As has been presented here in Wavescan on previous occasions, the inaugural broadcast from station KDKA began at 6:00 pm on Tuesday evening, November 2, 1920, under the temporary callsign 8ZZ. A new 100 watt transmitter was specially constructed for the occasion, and its operating channel was 550 metres (545 kHz), at the bottom end of what subsequently became the standard mediumwave band. The entire 8ZZ-KDKA radio station was installed in a temporary wooden hut on the top of the flat-roofed Building K at the Westinghouse factory in East Pittsburgh.

However, it is not generally known that test transmissions were made in advance at that same factory location with the use of another radio transmitter in order to test the feasibility of the intended project. The temporary test transmitter was Engineer Frank Conrad's own amateur station 8XK that was brought in specially for the occasion from his home in nearby Wilkinsburg. The 8XK transmitter was described as a breadboard layout using two 50 watt tubes, and the antenna system was a six wire flat top that was afterwards used for the inaugural broadcast.

When the station was subsequently on the air for its regular daily programming, the operators needed to know that the station was actually on the air. For this purpose they needed a monitor receiver, so therefore they rigged up a small portable crystal set receiver with headphones. The on-duty operator carried this primitive monitor radio receiver with him constantly.

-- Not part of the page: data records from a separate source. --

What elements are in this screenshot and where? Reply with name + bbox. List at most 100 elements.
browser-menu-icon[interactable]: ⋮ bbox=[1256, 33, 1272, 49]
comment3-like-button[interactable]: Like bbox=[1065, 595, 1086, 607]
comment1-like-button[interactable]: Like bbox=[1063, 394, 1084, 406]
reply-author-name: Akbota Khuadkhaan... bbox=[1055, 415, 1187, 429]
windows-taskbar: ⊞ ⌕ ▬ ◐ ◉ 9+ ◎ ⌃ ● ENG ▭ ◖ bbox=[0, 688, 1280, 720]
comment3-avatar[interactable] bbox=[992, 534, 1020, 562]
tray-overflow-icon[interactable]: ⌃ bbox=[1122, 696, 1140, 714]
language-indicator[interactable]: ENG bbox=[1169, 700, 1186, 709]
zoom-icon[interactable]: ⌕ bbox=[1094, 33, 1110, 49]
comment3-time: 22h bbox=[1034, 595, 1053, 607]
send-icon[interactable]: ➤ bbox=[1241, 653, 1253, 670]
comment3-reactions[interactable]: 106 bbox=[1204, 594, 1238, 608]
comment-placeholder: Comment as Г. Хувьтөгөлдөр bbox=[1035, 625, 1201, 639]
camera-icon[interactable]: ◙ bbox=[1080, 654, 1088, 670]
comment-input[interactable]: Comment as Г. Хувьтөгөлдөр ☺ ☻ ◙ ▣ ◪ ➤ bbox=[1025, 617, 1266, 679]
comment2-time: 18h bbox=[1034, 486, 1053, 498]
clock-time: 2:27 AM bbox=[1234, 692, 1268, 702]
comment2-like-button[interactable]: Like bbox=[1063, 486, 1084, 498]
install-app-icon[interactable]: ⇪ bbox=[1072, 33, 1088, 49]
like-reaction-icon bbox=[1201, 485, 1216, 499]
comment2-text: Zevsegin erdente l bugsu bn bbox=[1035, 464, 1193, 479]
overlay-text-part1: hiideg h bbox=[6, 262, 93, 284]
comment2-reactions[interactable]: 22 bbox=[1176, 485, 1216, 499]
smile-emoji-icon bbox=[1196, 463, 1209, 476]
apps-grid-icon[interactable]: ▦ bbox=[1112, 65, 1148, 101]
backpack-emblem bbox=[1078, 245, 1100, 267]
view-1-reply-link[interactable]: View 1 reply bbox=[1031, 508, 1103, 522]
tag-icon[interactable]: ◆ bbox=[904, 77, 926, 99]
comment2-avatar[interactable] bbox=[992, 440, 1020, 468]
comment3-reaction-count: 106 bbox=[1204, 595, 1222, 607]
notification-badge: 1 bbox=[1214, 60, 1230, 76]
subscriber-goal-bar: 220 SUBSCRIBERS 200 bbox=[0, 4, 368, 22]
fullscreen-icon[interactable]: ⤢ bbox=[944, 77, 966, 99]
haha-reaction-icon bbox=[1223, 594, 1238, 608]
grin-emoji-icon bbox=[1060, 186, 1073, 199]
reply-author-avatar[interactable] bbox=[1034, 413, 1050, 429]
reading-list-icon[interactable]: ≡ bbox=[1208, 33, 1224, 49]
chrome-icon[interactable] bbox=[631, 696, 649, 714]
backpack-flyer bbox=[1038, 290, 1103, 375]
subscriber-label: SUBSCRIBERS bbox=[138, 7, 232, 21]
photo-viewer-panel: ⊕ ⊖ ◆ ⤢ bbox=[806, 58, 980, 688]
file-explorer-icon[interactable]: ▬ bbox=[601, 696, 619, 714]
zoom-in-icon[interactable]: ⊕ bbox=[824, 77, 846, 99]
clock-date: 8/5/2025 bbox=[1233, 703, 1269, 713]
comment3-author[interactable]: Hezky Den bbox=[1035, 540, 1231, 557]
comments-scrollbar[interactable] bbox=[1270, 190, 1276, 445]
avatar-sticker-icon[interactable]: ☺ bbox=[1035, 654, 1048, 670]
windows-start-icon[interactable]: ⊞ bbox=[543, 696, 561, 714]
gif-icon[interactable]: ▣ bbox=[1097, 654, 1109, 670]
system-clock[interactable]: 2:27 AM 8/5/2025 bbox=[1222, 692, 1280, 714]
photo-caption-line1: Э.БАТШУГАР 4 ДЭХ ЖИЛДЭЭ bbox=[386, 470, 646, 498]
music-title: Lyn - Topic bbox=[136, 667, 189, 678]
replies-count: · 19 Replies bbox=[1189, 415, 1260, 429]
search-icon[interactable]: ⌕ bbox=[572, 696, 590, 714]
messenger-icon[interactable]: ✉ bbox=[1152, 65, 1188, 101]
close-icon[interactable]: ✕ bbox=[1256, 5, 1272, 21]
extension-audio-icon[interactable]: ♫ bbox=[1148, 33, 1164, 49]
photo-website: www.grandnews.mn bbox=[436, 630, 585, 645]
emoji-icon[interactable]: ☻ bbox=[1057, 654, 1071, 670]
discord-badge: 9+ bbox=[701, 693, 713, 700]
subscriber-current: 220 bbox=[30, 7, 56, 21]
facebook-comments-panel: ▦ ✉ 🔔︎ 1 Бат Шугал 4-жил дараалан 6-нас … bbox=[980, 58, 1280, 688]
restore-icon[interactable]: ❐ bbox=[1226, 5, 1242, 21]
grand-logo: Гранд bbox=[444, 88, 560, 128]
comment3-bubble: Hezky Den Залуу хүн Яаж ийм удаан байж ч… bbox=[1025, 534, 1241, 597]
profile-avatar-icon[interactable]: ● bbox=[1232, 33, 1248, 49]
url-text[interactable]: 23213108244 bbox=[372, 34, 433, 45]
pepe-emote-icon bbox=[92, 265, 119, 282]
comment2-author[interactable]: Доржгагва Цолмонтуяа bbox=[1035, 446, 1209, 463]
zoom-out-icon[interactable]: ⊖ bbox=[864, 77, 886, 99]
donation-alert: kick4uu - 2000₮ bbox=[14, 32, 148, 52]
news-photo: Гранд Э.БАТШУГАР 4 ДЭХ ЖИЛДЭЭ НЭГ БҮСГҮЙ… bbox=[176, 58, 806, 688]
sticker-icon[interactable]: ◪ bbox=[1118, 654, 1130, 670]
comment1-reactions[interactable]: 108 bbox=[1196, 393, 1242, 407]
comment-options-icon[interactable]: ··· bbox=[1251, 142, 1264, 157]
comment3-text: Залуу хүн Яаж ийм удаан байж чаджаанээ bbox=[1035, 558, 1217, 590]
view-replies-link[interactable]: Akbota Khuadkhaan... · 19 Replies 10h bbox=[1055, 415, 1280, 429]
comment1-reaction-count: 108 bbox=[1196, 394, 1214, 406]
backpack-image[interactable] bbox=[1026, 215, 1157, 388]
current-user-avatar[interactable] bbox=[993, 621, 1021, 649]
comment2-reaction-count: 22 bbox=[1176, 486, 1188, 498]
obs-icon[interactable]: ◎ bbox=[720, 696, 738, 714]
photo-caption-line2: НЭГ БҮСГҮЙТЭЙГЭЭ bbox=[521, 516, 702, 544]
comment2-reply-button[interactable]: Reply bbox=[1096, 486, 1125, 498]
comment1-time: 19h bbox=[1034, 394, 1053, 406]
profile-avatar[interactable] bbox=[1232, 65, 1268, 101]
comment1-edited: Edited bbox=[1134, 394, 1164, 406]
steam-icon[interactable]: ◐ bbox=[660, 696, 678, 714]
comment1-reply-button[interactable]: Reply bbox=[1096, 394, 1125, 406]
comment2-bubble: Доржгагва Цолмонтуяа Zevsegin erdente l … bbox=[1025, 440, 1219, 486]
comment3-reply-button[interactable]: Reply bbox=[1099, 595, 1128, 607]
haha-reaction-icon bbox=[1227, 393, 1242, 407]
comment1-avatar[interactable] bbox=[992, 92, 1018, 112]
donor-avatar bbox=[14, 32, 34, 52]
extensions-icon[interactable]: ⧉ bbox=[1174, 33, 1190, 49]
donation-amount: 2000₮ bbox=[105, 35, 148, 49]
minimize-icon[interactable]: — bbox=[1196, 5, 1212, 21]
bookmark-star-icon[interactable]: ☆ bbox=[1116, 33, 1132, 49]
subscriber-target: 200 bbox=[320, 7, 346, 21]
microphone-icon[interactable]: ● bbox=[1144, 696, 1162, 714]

However, there were occasions when carrying a portable crystal receiver was inconvenient, so instead, they rigged up another type of radio receiver to monitor the transmissions from the KDKA radio transmitter. An original Fleming valve or tube was placed close to the transmitter, and enough RF energy was thus picked up to activate a large headphone which was attached to the narrow end of a motor car horn. This combination served as a radio receiver with a loud speaker.

The second location as the transmitter site for KDKA was on top of a low hill on Greensburg Pike, Forest Hills, which was taken into service on August 13, 1924. Three years later, a new full power 50 kW mediumwave transmitter was inaugurated at this location, and the radiation system was a diamond shaped rhombic antenna. However, each leg of the diamond was in itself a multi-wire cage antenna.

Now, when the new KDKA transmitter station was taken into service at this new location in 1924, what happened to the one year old 1 kW transmitter that was previously in use on the top of Building K in East Pittsburgh? Well, that transmitter was dismantled and shipped to Chicago, where it was incorporated into the technical equipment of the Westinghouse three year old KYW, Chicago's first radio broadcasting station.

In 1927, Westinghouse radio KDKA installed an experimental ultra shortwave transmitter at Forest Hills that was capable of emitting RF signals on 10 meters (30,000 kHz). That was indeed a pioneer event back then. These days the radio spectrum around 30 MHz is in use for amateur and commercial communications.

Then a year later (1928), at the same Forest Hills location, a shortwave transmitter was designed so that it would emit both amplitude- and frequency-modulated signals simultaneously. In this unusual arrangement, this special transmitter could emit both AM and FM signals on 63 metres at the same time.

When the Allison Park transmitter station was planned in the era immediately before the commencement of World War II, it was intended that the KDKA shortwave service via WPIT would also again be co-sited with the mediumwave. However that did not happen. Instead, station WPIT was transferred from Pittsburgh to Boston; and that's a story for another time.